Bingöl’de ilk defa KESK şubeleri olarak bir grev yapmıştık. Mahkemeye çıktığımızda, herkes bizim işten atılacağımızı düşünüyordu. Ben mahkemeden sonra işe döndüğümde arkadaşlar “Halen seni atmadılar mı, çok ilginç, biz hiçbir şey yapmadığımız halde korkarken, sen bu kadar şey yaptığın halde seni atmıyorlar” dedi. Bizim devam etmemiz, onlara da ayrı bir güven veriyordu. Hastanede, diyebilirim ki, sendika yönetimimize dair de bir saygınlık vardı. İstediğimiz her şeyi hastanede yapabiliyorduk. Etkinliklerimizi yapabiliyorduk en azından. Polis her şeye müdahale ediyordu ama 8 Mart da yapabiliyorduk, basın açıklaması da yapabiliyorduk. Binanın içinde olsak bile, bunları yapmaktan vazgeçmedik.
Bingöl’de hastanede bir grev örgütlemek bana nasip oldu. Çok büyük oranda katılım oldu. İlçelere giderken aslında çok güvenlik problemleri yaşadığımız halde, vazgeçmedik birçok arkadaşla beraber bu grevi örgütlemeye devam ettik. Ama Bingöl’de şöyle bir durum var; mutaassıp bir bölge. Kadınlar bir işin yürütücüsü olduğunda bir endişe ve güvensizlikle de başa çıkmak zorunda.

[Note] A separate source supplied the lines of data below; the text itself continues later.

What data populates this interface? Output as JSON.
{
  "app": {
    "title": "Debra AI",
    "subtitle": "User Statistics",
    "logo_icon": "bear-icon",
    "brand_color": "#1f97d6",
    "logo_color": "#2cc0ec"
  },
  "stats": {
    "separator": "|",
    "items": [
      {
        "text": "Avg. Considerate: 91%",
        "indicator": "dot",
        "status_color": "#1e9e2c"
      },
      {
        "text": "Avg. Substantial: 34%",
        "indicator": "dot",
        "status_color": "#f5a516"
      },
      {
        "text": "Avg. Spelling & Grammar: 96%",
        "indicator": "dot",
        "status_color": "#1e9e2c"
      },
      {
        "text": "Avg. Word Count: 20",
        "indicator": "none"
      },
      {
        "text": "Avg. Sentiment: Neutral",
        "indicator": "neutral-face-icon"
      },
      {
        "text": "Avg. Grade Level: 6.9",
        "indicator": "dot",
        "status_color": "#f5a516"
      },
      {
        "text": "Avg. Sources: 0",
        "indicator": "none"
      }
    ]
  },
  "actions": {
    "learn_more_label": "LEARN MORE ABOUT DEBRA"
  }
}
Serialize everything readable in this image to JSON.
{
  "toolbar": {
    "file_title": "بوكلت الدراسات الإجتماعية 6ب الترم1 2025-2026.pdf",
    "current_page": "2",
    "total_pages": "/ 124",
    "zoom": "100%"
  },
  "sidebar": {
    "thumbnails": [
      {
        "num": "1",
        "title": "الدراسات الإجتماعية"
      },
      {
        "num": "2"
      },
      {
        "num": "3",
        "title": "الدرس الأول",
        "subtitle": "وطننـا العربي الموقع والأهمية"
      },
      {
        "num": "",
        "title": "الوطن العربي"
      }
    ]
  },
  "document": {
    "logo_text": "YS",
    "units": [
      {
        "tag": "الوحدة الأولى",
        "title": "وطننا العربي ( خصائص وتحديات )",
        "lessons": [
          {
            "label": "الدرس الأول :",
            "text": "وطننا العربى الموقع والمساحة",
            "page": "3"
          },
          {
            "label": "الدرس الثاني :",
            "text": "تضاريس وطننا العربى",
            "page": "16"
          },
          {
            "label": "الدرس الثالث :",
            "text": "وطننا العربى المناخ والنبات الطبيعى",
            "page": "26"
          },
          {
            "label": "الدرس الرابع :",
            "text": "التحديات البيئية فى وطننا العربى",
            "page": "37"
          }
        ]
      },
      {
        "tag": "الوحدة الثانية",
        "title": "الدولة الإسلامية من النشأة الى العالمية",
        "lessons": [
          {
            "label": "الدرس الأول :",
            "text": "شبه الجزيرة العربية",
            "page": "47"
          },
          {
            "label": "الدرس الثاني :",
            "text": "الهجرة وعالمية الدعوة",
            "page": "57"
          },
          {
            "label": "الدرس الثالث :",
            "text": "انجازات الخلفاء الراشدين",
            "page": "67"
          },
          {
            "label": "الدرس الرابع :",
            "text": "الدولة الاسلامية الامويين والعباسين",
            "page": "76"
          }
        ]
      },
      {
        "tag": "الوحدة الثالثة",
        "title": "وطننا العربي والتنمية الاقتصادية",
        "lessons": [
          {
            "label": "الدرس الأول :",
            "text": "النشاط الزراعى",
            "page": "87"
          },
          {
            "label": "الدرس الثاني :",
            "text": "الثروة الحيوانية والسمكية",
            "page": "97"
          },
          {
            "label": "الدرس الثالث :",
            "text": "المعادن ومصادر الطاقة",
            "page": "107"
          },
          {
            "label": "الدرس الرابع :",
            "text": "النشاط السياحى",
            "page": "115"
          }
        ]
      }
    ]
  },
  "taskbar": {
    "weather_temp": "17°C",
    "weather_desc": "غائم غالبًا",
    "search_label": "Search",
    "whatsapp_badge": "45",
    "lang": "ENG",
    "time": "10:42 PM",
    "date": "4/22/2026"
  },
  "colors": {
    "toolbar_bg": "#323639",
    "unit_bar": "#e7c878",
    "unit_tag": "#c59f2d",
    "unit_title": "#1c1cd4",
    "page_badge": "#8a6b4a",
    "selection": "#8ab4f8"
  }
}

Bingöl’de sıkça gözaltına alındım. 1999’daki gözaltında çok ciddi şiddete maruz kaldım. Taciz, tecavüz… Sadece askıya alınmadım. Onun dışındaki her türlü işkenceye maruz kaldım. İlginçtir savcılık sorgusundan sonra serbest bırakıldım, ilk duruşmamda da beraat ettim. Aslında emniyette bana açıkça söylenen şuydu: “Sendika yöneticiliğini bırakacaksın, sendikacılık yapmayacaksın, ilçelere gitmeyeceksin.” Bir de 2012 yılında KCK üyesi olma suçlamasıyla KESK’li birçok kadınla birlikte, SES Genel Başkanı, KESK Kadın Sekreteri Canan (Çalağan) arkadaşın da olduğu birçok arkadaşımızla beraber tutuklandık. KESK genel merkez yöneticisi, şube yöneticisi ve aktivistlerin de olduğu sekiz aylık tutukluluk dönemi yaşadım. O dönemde de sendikal faaliyetlerimiz vardı ama KCK üyesi olmak suçlamasıyla mahkeme karşısına çıktık. Sekiz ay tutuklu kaldım. Bingöl’de çok fazla gözaltı vardı. Şiddet kısmını orada yaşadım, Ankara’da da 2012 yılında 8 aylık tutukluluk yaşadım.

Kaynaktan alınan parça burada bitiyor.